Further, on the Pakistani side there are no new plans to reform the Federally Administered Tribal Areas (FATA.)  U.S. President Bush has invited Prime Minister Yousaf Raza Gilani to Washington on July 28th. The Bush administration has been frustrated by the cooperation between the Pakistani Taliban and a reinvigorated Al Qaeda in parts of  the tribal areas,  it has complained to Pakistan that the Taliban were sending increased numbers of fighters over the border into Afghanistan to confront  NATO forces.  Further, they have been hijacking trucks with supplies for NATO and American soldiers in Afghanistan that travel from the port of Karachi through the Khyber Agency.

To complicate matters, neighbors–such as India–began to interfere in Kabul’s political life.  Development, financed primarily by the G8, proved to be insignificant.  Help from their International donors has equaled $750 per capita–an extremely low amount when one considers the possible threat.  Administering the funds required 20% of the total subsidy.  The rest was consumed largely by the Security Forces, or was siphoned to corruption.

President Bush has invited Prime Minister Yousaf Raza Gilani to Washington on July 28th, because the Bush administration has been frustrated by the cooperation between the Pakistani Taliban and a reinvigorated Al Qaeda in parts of  the tribal areas.

President Bush has complained to Pakistan that the Taliban were sending increased numbers of fighters over the border into Afghanistan to confront  NATO forces.  They have also been hijacking trucks with supplies bound for NATO and American soldiers  that travel from the port of Karachi along a road through Khyber Agency with supplies bound for NATO and American soldiers in Afghanistan.

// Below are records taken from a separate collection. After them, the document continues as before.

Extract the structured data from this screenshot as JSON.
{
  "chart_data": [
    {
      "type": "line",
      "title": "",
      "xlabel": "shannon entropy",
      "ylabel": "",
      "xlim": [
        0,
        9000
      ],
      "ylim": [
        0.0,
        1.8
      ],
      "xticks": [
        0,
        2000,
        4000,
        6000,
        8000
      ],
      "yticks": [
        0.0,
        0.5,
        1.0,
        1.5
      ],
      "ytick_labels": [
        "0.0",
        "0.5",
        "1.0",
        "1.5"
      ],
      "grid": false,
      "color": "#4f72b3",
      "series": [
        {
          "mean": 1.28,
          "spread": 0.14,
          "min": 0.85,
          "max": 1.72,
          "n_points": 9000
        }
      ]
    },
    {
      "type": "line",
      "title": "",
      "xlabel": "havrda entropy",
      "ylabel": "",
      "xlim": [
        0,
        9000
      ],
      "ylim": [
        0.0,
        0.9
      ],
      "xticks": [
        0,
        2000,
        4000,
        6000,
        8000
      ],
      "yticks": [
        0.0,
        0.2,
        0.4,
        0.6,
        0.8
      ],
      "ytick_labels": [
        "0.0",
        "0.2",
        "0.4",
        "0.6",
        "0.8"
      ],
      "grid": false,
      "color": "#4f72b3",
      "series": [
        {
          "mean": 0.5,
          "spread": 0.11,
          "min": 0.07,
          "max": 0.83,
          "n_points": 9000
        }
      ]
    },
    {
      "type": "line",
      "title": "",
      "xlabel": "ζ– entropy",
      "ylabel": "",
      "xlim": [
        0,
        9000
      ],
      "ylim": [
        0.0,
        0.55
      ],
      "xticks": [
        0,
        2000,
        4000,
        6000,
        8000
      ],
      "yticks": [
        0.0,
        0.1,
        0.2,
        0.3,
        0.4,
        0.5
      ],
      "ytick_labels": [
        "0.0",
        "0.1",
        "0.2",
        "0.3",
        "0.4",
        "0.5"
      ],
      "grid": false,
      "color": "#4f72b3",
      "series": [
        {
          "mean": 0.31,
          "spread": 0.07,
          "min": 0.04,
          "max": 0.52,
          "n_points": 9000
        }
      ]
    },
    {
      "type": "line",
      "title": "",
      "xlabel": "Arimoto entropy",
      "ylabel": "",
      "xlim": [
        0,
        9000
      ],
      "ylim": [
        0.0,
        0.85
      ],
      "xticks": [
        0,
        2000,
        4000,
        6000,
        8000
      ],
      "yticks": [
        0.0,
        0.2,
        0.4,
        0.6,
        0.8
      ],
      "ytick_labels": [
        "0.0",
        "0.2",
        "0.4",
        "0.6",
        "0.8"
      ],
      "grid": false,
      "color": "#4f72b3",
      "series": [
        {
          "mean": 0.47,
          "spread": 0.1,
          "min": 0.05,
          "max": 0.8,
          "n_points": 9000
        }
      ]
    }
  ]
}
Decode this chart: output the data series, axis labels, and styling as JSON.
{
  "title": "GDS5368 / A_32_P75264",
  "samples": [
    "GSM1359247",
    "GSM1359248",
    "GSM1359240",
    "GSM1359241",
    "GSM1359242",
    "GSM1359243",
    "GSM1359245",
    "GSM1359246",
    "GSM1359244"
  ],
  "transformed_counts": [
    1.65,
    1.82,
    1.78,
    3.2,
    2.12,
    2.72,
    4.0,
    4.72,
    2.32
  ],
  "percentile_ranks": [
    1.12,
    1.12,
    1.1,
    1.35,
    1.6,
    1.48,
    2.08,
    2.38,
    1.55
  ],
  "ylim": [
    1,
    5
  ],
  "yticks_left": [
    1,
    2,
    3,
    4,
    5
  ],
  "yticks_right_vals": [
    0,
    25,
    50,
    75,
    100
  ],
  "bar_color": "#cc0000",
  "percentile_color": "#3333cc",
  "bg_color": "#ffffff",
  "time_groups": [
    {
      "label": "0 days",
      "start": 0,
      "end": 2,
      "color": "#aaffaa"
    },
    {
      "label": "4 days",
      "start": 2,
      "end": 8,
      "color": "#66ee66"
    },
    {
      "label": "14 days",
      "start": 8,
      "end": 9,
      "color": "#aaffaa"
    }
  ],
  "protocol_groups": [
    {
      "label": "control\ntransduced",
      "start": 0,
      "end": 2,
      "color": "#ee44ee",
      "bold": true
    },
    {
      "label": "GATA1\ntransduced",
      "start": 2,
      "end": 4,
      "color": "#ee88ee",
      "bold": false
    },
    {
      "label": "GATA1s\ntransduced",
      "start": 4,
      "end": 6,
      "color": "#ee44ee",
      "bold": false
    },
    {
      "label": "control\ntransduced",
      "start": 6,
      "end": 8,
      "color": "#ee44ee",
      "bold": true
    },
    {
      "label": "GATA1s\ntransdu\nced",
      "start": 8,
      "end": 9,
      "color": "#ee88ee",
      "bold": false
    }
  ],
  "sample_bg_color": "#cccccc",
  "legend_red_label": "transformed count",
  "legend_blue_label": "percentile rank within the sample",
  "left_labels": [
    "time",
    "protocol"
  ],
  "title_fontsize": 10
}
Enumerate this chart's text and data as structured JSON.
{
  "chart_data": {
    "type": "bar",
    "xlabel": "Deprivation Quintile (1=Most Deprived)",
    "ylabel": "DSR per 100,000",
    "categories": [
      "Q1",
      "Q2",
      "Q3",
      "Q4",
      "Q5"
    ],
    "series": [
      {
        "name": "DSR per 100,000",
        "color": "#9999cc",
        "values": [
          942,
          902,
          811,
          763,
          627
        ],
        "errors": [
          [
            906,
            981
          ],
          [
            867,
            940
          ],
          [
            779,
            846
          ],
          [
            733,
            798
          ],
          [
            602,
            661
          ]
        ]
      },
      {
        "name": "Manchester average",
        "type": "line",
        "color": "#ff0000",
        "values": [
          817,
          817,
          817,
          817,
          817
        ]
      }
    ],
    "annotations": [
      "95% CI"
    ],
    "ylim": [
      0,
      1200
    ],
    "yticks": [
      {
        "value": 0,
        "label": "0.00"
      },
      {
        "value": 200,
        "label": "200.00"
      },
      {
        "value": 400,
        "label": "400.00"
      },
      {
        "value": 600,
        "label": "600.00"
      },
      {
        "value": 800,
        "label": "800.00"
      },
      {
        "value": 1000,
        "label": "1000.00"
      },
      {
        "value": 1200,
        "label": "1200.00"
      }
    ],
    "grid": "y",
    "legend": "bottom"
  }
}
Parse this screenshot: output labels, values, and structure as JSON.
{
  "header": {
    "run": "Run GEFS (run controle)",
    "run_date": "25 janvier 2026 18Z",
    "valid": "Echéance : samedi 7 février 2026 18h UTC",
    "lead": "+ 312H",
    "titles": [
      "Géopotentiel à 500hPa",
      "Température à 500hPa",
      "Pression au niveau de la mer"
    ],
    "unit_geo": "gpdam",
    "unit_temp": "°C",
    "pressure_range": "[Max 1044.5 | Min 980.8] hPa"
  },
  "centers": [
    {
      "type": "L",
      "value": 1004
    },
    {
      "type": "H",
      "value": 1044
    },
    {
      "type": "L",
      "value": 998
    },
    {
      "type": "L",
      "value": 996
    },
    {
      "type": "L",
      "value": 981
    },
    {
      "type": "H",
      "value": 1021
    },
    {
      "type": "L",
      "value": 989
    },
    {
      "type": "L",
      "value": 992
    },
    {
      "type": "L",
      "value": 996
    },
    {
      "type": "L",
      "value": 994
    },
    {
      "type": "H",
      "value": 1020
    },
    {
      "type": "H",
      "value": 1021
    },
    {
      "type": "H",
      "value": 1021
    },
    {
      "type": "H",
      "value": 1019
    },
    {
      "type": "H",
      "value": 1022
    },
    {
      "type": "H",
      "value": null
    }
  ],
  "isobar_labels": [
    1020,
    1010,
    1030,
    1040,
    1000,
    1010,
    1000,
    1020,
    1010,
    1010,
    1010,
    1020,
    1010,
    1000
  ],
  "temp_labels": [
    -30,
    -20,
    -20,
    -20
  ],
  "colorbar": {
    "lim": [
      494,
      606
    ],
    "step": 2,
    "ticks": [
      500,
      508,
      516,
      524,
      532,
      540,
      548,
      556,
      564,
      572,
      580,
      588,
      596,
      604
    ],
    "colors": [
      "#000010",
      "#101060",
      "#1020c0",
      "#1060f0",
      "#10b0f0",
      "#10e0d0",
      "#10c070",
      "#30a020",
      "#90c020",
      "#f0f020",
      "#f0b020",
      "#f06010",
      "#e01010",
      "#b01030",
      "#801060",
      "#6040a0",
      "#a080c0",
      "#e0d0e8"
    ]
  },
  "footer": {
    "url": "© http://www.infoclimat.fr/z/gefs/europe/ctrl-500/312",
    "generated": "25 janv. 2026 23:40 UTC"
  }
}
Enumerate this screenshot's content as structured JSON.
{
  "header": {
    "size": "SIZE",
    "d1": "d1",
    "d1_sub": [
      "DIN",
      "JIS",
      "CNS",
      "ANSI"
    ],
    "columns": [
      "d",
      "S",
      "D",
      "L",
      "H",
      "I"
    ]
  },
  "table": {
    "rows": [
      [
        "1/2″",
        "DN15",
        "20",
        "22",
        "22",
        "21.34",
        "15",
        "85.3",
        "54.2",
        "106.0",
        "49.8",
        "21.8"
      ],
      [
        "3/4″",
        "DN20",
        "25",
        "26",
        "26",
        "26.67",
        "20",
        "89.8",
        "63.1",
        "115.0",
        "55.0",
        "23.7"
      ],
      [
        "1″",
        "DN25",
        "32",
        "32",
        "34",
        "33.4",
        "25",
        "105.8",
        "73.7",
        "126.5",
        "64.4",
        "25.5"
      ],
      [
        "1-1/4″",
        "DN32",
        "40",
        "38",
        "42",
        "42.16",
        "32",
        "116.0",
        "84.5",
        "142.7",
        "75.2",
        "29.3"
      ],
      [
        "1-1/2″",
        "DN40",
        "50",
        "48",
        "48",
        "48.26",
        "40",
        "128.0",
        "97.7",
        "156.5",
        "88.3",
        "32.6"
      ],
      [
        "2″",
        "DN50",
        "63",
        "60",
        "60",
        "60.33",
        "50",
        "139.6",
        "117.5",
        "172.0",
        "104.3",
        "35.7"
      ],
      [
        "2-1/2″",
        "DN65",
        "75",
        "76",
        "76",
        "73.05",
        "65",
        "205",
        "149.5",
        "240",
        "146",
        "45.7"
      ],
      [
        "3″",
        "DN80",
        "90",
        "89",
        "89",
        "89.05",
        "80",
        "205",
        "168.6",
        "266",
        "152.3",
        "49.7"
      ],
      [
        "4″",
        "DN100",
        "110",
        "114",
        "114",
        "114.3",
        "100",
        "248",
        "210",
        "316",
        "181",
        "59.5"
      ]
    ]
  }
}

Qayoumi concluded in his (earlier) speech that the U.S. has not done too well in our “War on Terror” although forty to seventy other nations States have.   Mohammed Humayon Qayoumi simplistically alleged “Iraq and Pakistan are net importers of terror.”  The Doctor of Philosophy failed to mention that most of these fearsome warriors came to the battle via Afghanistan!  I think this shows that above all in South Asia (especially in the Islamic Republics of Afghanistan and Pakistan) are region-wide problems, and must be treated with the district in mind.